I did not need an entire storage unit for four trunks. Fortunately, in addition to the full-scale unit I had been leasing (the ‘Householder’), the depot also made available half units (the ‘Voyager’) and quarters (the ‘Weekender’). The last was perfect for my purposes.
When the removal men had finished loading my furniture and boxes onto the truck, they moved the trunks into a ‘Weekender’ unit in a separate block. They did not complain this time: there was a porter’s trolley at hand and the walkways between the blocks were flat and evenly paved. Like the full-scale unit, this one had a metal roller door and a fluorescent light, and was equipped with wooden pallets to raise things off the floor to avoid potential water damage. There was more than enough space. The four trunks did not even have to be stacked. Instead, they were set out beside one another, where each one was easy to open. There was room too for Louis Fehler’s trommel. It looked quite manageable and contained. I went back home with the sense of a job well done, although in truth the job had not yet started.
What I did carry with me was the half-dozen boxes containing Claude’s personal library, which I moved into my study.
The months passed. My plans for the trunks did not work out. In fact, keeping them at the self-storage depot had the opposite effect to the one I anticipated. I was able to forget about them for weeks at a time. Whenever I did think about them, and tried to schedule a ‘research trip’, Gosforth Park seemed a long way to go.
At the end of the year, when I sat down to look at my budget, I saw that it had cost me R2000 to keep the trunks in storage. I recalled the fact that these same trunks had lain in a warehouse in Cape Town for nearly fifty years and the derisive note I had once made about how Berti and Claude had squandered good money on such a foolish thing. Here I was, struggling to find work, with no money to take a holiday, and doing exactly the same thing. It was high time I cancelled the contract with the depot.

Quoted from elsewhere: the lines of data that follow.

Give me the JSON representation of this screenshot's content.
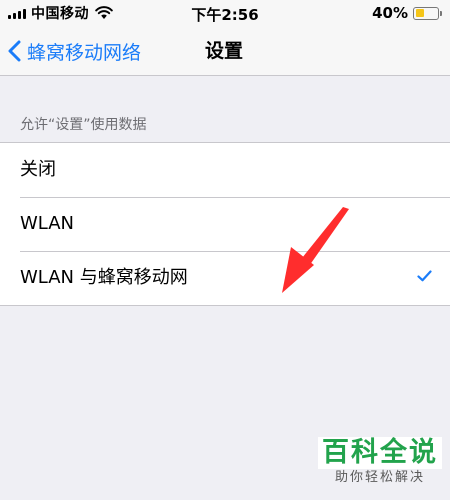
{
  "status_bar": {
    "carrier": "中国移动",
    "time": "下午2:56",
    "battery_percent": "40%",
    "battery_level": 0.4,
    "battery_color": "#f5c518",
    "signal_icon": "signal-bars-icon",
    "wifi_icon": "wifi-icon"
  },
  "nav": {
    "back_label": "蜂窝移动网络",
    "back_icon": "chevron-left-icon",
    "title": "设置"
  },
  "section": {
    "header": "允许“设置”使用数据",
    "options": [
      {
        "label": "关闭",
        "selected": false
      },
      {
        "label": "WLAN",
        "selected": false
      },
      {
        "label": "WLAN 与蜂窝移动网",
        "selected": true
      }
    ]
  },
  "colors": {
    "accent": "#1a7cf9",
    "annotation_arrow": "#ff2d2d",
    "watermark": "#22a34c"
  },
  "watermark": {
    "title": "百科全说",
    "subtitle": "助你轻松解决"
  }
}
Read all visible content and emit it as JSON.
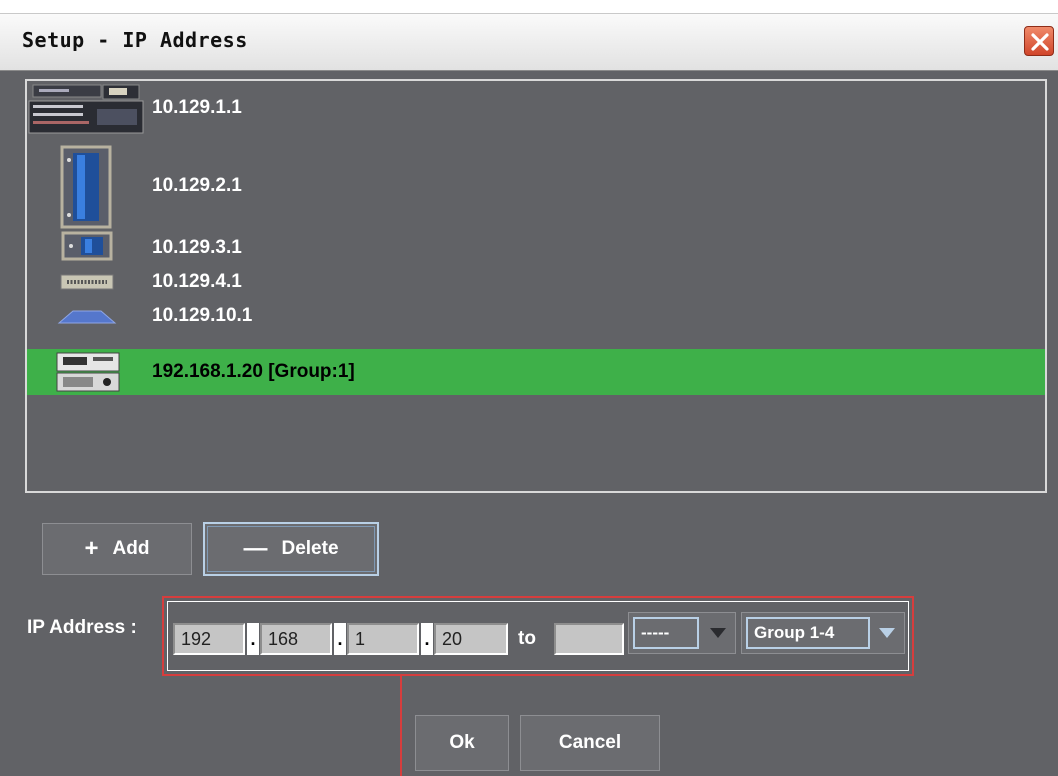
{
  "window": {
    "title": "Setup - IP Address"
  },
  "devices": [
    {
      "icon": "rack-switch-icon",
      "ip": "10.129.1.1",
      "selected": false
    },
    {
      "icon": "tower-server-icon",
      "ip": "10.129.2.1",
      "selected": false
    },
    {
      "icon": "small-server-icon",
      "ip": "10.129.3.1",
      "selected": false
    },
    {
      "icon": "patch-panel-icon",
      "ip": "10.129.4.1",
      "selected": false
    },
    {
      "icon": "router-icon",
      "ip": "10.129.10.1",
      "selected": false
    },
    {
      "icon": "recorder-device-icon",
      "ip": "192.168.1.20 [Group:1]",
      "selected": true
    }
  ],
  "buttons": {
    "add": "Add",
    "add_symbol": "+",
    "delete": "Delete",
    "delete_symbol": "—",
    "ok": "Ok",
    "cancel": "Cancel"
  },
  "ip_form": {
    "label": "IP Address :",
    "octets": [
      "192",
      "168",
      "1",
      "20"
    ],
    "separator": ".",
    "to_label": "to",
    "range_end": "",
    "range_select": "-----",
    "group_select": "Group 1-4"
  },
  "colors": {
    "panel_bg": "#616266",
    "selected_row": "#3eb049",
    "highlight": "#d63d3d"
  }
}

So it was that I spent one weekend of the Christmas break retrieving Claude’s stuff. The laden trunks were too heavy to move and the only solution, short of hiring a moving company again, was to unpack their contents into smaller boxes and then move these and the empty trunks separately. With an archivist’s precision, each trunk was numbered and each box labelled, so that its contents could be returned to the right trunk, and to the right quadrant and level in each trunk, after the move.